India’s corporate investments overseas for merger and acquisition (M&A) deals could shoot up to $35 billion in 2007, up from $15 billion last year and $4.3 billion in 2005, says a study focused on the nation’s investments in the United States.
The Federation of Indian Chambers of Commerce and Industry (FICCI) which carried out the study with accounting firm Ernst & Young, said on Sunday that increased profitability of Indian companies and the cost advantage of being based in India are factors driving M&A deals.

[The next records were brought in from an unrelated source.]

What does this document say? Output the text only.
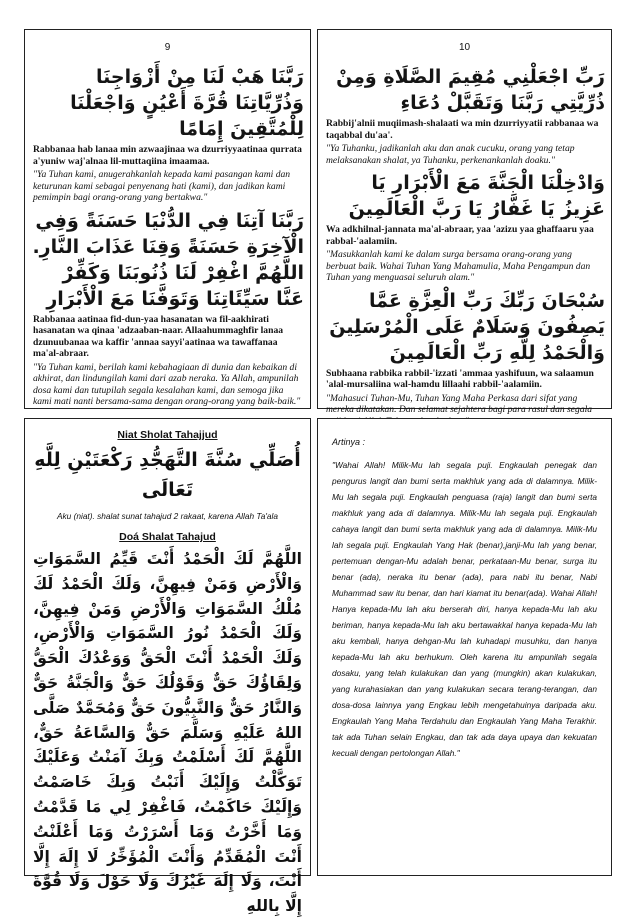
9
رَبَّنَا هَبْ لَنَا مِنْ أَزْوَاجِنَا وَذُرِّيَّاتِنَا قُرَّةَ أَعْيُنٍ وَاجْعَلْنَا لِلْمُتَّقِينَ إِمَامًا
Rabbanaa hab lanaa min azwaajinaa wa dzurriyyaatinaa qurrata a'yuniw waj'alnaa lil-muttaqiina imaamaa.
"Ya Tuhan kami, anugerahkanlah kepada kami pasangan kami dan keturunan kami sebagai penyenang hati (kami), dan jadikan kami pemimpin bagi orang-orang yang bertakwa."
رَبَّنَا آتِنَا فِي الدُّنْيَا حَسَنَةً وَفِي الْآخِرَةِ حَسَنَةً وَقِنَا عَذَابَ النَّارِ. اللَّهُمَّ اغْفِرْ لَنَا ذُنُوبَنَا وَكَفِّرْ عَنَّا سَيِّئَاتِنَا وَتَوَفَّنَا مَعَ الْأَبْرَارِ
Rabbanaa aatinaa fid-dun-yaa hasanatan wa fil-aakhirati hasanatan wa qinaa 'adzaaban-naar. Allaahummaghfir lanaa dzunuubanaa wa kaffir 'annaa sayyi'aatinaa wa tawaffanaa ma'al-abraar.
"Ya Tuhan kami, berilah kami kebahagiaan di dunia dan kebaikan di akhirat, dan lindungilah kami dari azab neraka. Ya Allah, ampunilah dosa kami dan tutupilah segala kesalahan kami, dan semoga jika kami mati nanti bersama-sama dengan orang-orang yang baik-baik."
10
رَبِّ اجْعَلْنِي مُقِيمَ الصَّلَاةِ وَمِنْ ذُرِّيَّتِي رَبَّنَا وَتَقَبَّلْ دُعَاءِ
Rabbij'alnii muqiimash-shalaati wa min dzurriyyatii rabbanaa wa taqabbal du'aa'.
"Ya Tuhanku, jadikanlah aku dan anak cucuku, orang yang tetap melaksanakan shalat, ya Tuhanku, perkenankanlah doaku."
وَادْخِلْنَا الْجَنَّةَ مَعَ الْأَبْرَارِ يَا عَزِيزُ يَا غَفَّارُ يَا رَبَّ الْعَالَمِينَ
Wa adkhilnal-jannata ma'al-abraar, yaa 'azizu yaa ghaffaaru yaa rabbal-'aalamiin.
"Masukkanlah kami ke dalam surga bersama orang-orang yang berbuat baik. Wahai Tuhan Yang Mahamulia, Maha Pengampun dan Tuhan yang menguasai seluruh alam."
سُبْحَانَ رَبِّكَ رَبِّ الْعِزَّةِ عَمَّا يَصِفُونَ وَسَلَامٌ عَلَى الْمُرْسَلِينَ وَالْحَمْدُ لِلَّهِ رَبِّ الْعَالَمِينَ
Subhaana rabbika rabbil-'izzati 'ammaa yashifuun, wa salaamun 'alal-mursaliina wal-hamdu lillaahi rabbil-'aalamiin.
"Mahasuci Tuhan-Mu, Tuhan Yang Maha Perkasa dari sifat yang mereka dikatakan. Dan selamat sejahtera bagi para rasul dan segala
Niat Sholat Tahajjud
أُصَلِّي سُنَّةَ التَّهَجُّدِ رَكْعَتَيْنِ لِلَّهِ تَعَالَى
Aku (niat). shalat sunat tahajud 2 rakaat, karena Allah Ta'ala
Doá Shalat Tahajud
اللَّهُمَّ لَكَ الْحَمْدُ أَنْتَ قَيِّمُ السَّمَوَاتِ وَالْأَرْضِ وَمَنْ فِيهِنَّ، وَلَكَ الْحَمْدُ لَكَ مُلْكُ السَّمَوَاتِ وَالْأَرْضِ وَمَنْ فِيهِنَّ، وَلَكَ الْحَمْدُ نُورُ السَّمَوَاتِ وَالْأَرْضِ، وَلَكَ الْحَمْدُ أَنْتَ الْحَقُّ وَوَعْدُكَ الْحَقُّ وَلِقَاؤُكَ حَقٌّ وَقَوْلُكَ حَقٌّ وَالْجَنَّةُ حَقٌّ وَالنَّارُ حَقٌّ وَالنَّبِيُّونَ حَقٌّ وَمُحَمَّدٌ صَلَّى اللهُ عَلَيْهِ وَسَلَّمَ حَقٌّ وَالسَّاعَةُ حَقٌّ، اللَّهُمَّ لَكَ أَسْلَمْتُ وَبِكَ آمَنْتُ وَعَلَيْكَ تَوَكَّلْتُ وَإِلَيْكَ أَنَبْتُ وَبِكَ خَاصَمْتُ وَإِلَيْكَ حَاكَمْتُ، فَاغْفِرْ لِي مَا قَدَّمْتُ وَمَا أَخَّرْتُ وَمَا أَسْرَرْتُ وَمَا أَعْلَنْتُ أَنْتَ الْمُقَدِّمُ وَأَنْتَ الْمُؤَخِّرُ لَا إِلَهَ إِلَّا أَنْتَ، وَلَا إِلَهَ غَيْرُكَ وَلَا حَوْلَ وَلَا قُوَّةَ إِلَّا بِاللهِ
Artinya :
"Wahai Allah! Milik-Mu lah segala puji. Engkaulah penegak dan pengurus langit dan bumi serta makhluk yang ada di dalamnya. Milik-Mu lah segala puji. Engkaulah penguasa (raja) langit dan bumi serta makhluk yang ada di dalamnya. Milik-Mu lah segala puji. Engkaulah cahaya langit dan bumi serta makhluk yang ada di dalamnya. Milik-Mu lah segala puji. Engkaulah Yang Hak (benar),janji-Mu lah yang benar, pertemuan dengan-Mu adalah benar, perkataan-Mu benar, surga itu benar (ada), neraka itu benar (ada), para nabi itu benar, Nabi Muhammad saw itu benar, dan hari kiamat itu benar(ada). Wahai Allah! Hanya kepada-Mu lah aku berserah diri, hanya kepada-Mu lah aku beriman, hanya kepada-Mu lah aku bertawakkal hanya kepada-Mu lah aku kembali, hanya dehgan-Mu lah kuhadapi musuhku, dan hanya kepada-Mu lah aku berhukum. Oleh karena itu ampunilah segala dosaku, yang telah kulakukan dan yang (mungkin) akan kulakukan, yang kurahasiakan dan yang kulakukan secara terang-terangan, dan dosa-dosa lainnya yang Engkau lebih mengetahuinya daripada aku. Engkaulah Yang Maha Terdahulu dan Engkaulah Yang Maha Terakhir. tak ada Tuhan selain Engkau, dan tak ada daya upaya dan kekuatan kecuali dengan pertolongan Allah."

Apart from high profile deals such as the Tata group’s $170 million acquisition of the Ritz Carlton hotel in Boston and Tata Tea’s $677 million purchase of a stake in US-based enchanced water maker Energy Brands, since acquired by Coca-Cola Company, information technology (IT) and IT-enabled Services (ITeS) have emerged as the front-runners in outbound investment from India to the US, the study says.
They accounted for 48 per cent of the total of 48 deals worth over $ 2 billion involving the United States in 2006/07, according to the report. Looking ahead, it is probable that outbound deals by Indian companies will increase in number and change in nature, says the study.

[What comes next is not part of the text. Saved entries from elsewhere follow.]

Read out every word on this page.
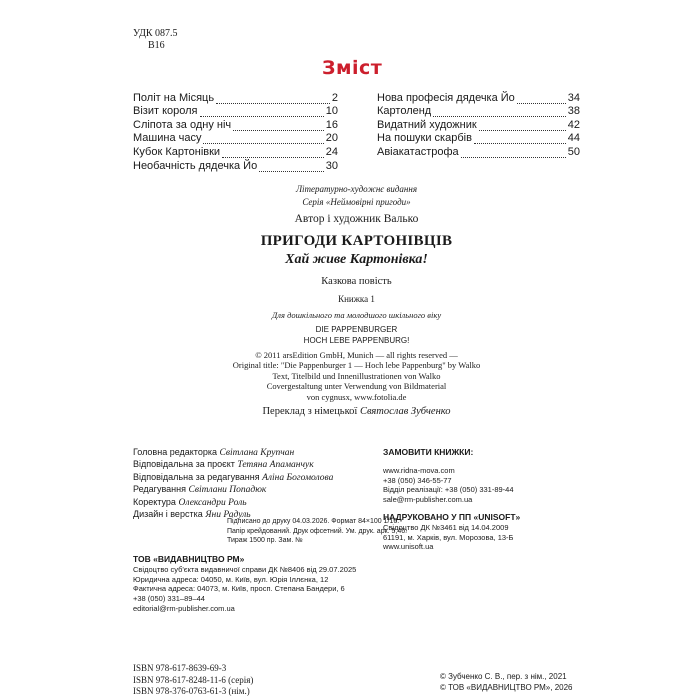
УДК 087.5
В16
Зміст
Політ на Місяць	2
Візит короля	10
Сліпота за одну ніч	16
Машина часу	20
Кубок Картонівки	24
Необачність дядечка Йо	30
Нова професія дядечка Йо	34
Картоленд	38
Видатний художник	42
На пошуки скарбів	44
Авіакатастрофа	50
Літературно-художнє видання
Серія «Неймовірні пригоди»
Автор і художник Валько
ПРИГОДИ КАРТОНІВЦІВ
Хай живе Картонівка!
Казкова повість
Книжка 1
Для дошкільного та молодшого шкільного віку
DIE PAPPENBURGER
HOCH LEBE PAPPENBURG!
© 2011 arsEdition GmbH, Munich — all rights reserved —
Original title: "Die Pappenburger 1 — Hoch lebe Pappenburg" by Walko
Text, Titelbild und Innenillustrationen von Walko
Covergestaltung unter Verwendung von Bildmaterial
von cygnusx, www.fotolia.de
Переклад з німецької Святослав Зубченко
Головна редакторка Світлана Крупчан
Відповідальна за проєкт Тетяна Апаманчук
Відповідальна за редагування Аліна Богомолова
Редагування Світлани Попадюк
Коректура Олександри Роль
Дизайн і верстка Яни Радуль
Підписано до друку 04.03.2026. Формат 84×100 1/16.
Папір крейдований. Друк офсетний. Ум. друк. арк. 5,46.
Тираж 1500 пр. Зам. №
ТОВ «ВИДАВНИЦТВО РМ»
Свідоцтво суб'єкта видавничої справи ДК №8406 від 29.07.2025
Юридична адреса: 04050, м. Київ, вул. Юрія Іллєнка, 12
Фактична адреса: 04073, м. Київ, просп. Степана Бандери, 6
+38 (050) 331–89–44
editorial@rm-publisher.com.ua
ЗАМОВИТИ КНИЖКИ:
www.ridna-mova.com
+38 (050) 346-55-77
Відділ реалізації: +38 (050) 331-89-44
sale@rm-publisher.com.ua
НАДРУКОВАНО У ПП «UNISOFT»
Свідоцтво ДК №3461 від 14.04.2009
61191, м. Харків, вул. Морозова, 13-Б
www.unisoft.ua
ISBN 978-617-8639-69-3
ISBN 978-617-8248-11-6 (серія)
ISBN 978-376-0763-61-3 (нім.)
© Зубченко С. В., пер. з нім., 2021
© ТОВ «ВИДАВНИЦТВО РМ», 2026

The report highlights the fact that while large deals are reported in the media, there are many small and mid-sized deals in the $20-$60 million range that are happening routinely.
It is likely that greater activity will be witnessed in this band in the next few years.
“Indian investments in US will touch $10 billion by 2010 at the current rate of growth. In addition to big ones, small M&A activity too would become significant to get noticed,” FICCI’s secretary-general Amit Mitra said in a statement.
The study observes that easier Indian regulations such as Reserve Bank of India’s rules have also helped M&A deals by Indian companies overseas.